Short version: How do I release multiple locks from a single thread, without being preempted halfway through?
I have a program which is designed to run on an N-core machine. It consists of one main thread and N worker threads. Each thread (including the main thread) has a semaphore it can block on. Normally, each worker thread is blocked on decrementing its semaphore, and the main thread is running. Every now and then, though, the main thread should wake up the worker threads to do their thing for a certain amount of time, then block on its own semaphore waiting for them all to go back to sleep. Like so:
def main_thread(n):
for i = 1 to n:
worker_semaphore[i] = semaphore(0)
spawn_thread(worker_thread, i)
main_semaphore = semaphore(0)
while True:
...do some work...
workers_to_wake = foo()
for i in workers_to_wake:
worker_semaphore[i].increment() # wake up worker n
for i in workers_to_wake:
main_semaphore.decrement() # wait for all workers
def worker_thread(i):
while True:
worker_semaphore(i).decrement() # wait to be woken
...do some work...
main_semaphore.increment() # report done with step
All well and good. The problem is, one of the woken workers may end up preempting the main thread halfway through waking the workers: This can happen, for instance, when the Windows scheduler decides to boost that worker's priority.

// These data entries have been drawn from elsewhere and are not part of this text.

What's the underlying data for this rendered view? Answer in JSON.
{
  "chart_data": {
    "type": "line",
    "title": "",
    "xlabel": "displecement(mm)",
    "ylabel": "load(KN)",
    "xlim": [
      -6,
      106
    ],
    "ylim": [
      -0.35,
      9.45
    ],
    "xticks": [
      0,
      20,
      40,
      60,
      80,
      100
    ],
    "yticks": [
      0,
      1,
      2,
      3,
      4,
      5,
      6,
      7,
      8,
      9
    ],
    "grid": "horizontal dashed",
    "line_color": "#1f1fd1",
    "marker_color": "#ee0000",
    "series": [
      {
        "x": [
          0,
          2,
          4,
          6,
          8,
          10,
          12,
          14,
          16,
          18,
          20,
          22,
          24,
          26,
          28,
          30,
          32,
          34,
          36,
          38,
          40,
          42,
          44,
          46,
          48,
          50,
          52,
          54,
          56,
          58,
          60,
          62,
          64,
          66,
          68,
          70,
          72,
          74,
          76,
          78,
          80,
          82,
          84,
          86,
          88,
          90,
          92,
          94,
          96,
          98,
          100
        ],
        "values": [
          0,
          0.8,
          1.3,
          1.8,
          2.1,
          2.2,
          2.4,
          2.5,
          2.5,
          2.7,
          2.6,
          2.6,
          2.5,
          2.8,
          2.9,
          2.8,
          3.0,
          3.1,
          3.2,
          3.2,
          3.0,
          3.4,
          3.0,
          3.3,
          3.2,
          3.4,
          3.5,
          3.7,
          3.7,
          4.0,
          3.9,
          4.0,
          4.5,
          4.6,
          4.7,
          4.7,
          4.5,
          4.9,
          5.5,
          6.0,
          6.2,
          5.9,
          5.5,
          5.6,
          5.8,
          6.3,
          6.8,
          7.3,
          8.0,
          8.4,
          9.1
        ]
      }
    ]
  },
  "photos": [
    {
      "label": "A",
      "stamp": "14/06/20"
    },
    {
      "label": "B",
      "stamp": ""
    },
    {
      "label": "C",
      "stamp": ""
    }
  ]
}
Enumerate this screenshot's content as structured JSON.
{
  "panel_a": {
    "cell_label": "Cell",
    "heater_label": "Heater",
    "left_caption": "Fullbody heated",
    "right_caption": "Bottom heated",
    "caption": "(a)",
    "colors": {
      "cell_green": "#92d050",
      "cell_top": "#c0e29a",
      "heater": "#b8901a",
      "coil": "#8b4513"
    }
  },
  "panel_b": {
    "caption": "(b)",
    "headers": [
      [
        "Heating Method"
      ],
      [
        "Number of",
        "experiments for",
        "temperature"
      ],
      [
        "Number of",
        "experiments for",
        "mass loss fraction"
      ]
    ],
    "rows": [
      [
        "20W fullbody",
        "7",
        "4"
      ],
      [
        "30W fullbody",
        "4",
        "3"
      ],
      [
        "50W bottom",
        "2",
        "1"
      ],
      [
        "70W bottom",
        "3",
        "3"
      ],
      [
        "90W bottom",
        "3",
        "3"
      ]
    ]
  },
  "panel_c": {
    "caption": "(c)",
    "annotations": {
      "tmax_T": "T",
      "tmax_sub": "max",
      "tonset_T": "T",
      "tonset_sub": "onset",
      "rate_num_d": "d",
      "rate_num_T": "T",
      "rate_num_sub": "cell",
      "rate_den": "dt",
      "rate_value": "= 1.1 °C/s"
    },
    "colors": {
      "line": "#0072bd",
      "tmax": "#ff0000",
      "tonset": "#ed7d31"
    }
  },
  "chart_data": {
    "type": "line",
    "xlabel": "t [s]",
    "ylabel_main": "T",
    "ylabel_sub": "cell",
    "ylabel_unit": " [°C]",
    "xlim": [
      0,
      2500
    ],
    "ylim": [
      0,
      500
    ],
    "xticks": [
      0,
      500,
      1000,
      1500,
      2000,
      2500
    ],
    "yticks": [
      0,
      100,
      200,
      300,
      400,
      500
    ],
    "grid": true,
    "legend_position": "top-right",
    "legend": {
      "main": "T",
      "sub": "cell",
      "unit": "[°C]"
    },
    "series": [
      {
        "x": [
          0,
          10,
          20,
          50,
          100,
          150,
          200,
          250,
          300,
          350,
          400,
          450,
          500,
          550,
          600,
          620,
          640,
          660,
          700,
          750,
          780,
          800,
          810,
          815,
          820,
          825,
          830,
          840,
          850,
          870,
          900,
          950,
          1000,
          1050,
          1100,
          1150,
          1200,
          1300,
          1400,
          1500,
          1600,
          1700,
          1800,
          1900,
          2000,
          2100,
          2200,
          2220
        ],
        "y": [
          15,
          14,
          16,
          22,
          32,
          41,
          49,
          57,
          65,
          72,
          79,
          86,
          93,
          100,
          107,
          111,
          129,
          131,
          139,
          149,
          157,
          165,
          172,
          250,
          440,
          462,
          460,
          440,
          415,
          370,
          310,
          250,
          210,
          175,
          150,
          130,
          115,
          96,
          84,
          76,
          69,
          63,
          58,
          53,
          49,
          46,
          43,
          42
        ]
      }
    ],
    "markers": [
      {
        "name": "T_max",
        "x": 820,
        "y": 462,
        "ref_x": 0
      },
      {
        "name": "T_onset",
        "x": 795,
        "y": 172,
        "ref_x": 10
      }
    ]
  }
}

This doesn't lead to deadlock, but it is inefficient, because the remainder of the threads stay asleep until the preempting worker finishes its work. It's basically priority inversion, with the main thread waiting on one of the workers, and some of the worker threads waiting on the main thread.
I can probably figure out OS- and scheduler-specific hacks for this, such as disabling priority boosting under Windows, and fiddling about with thread priorities and processor affinities, but I'd like something cross-platform-ish and robust and clean. So: How can I wake up a bunch of threads atomically?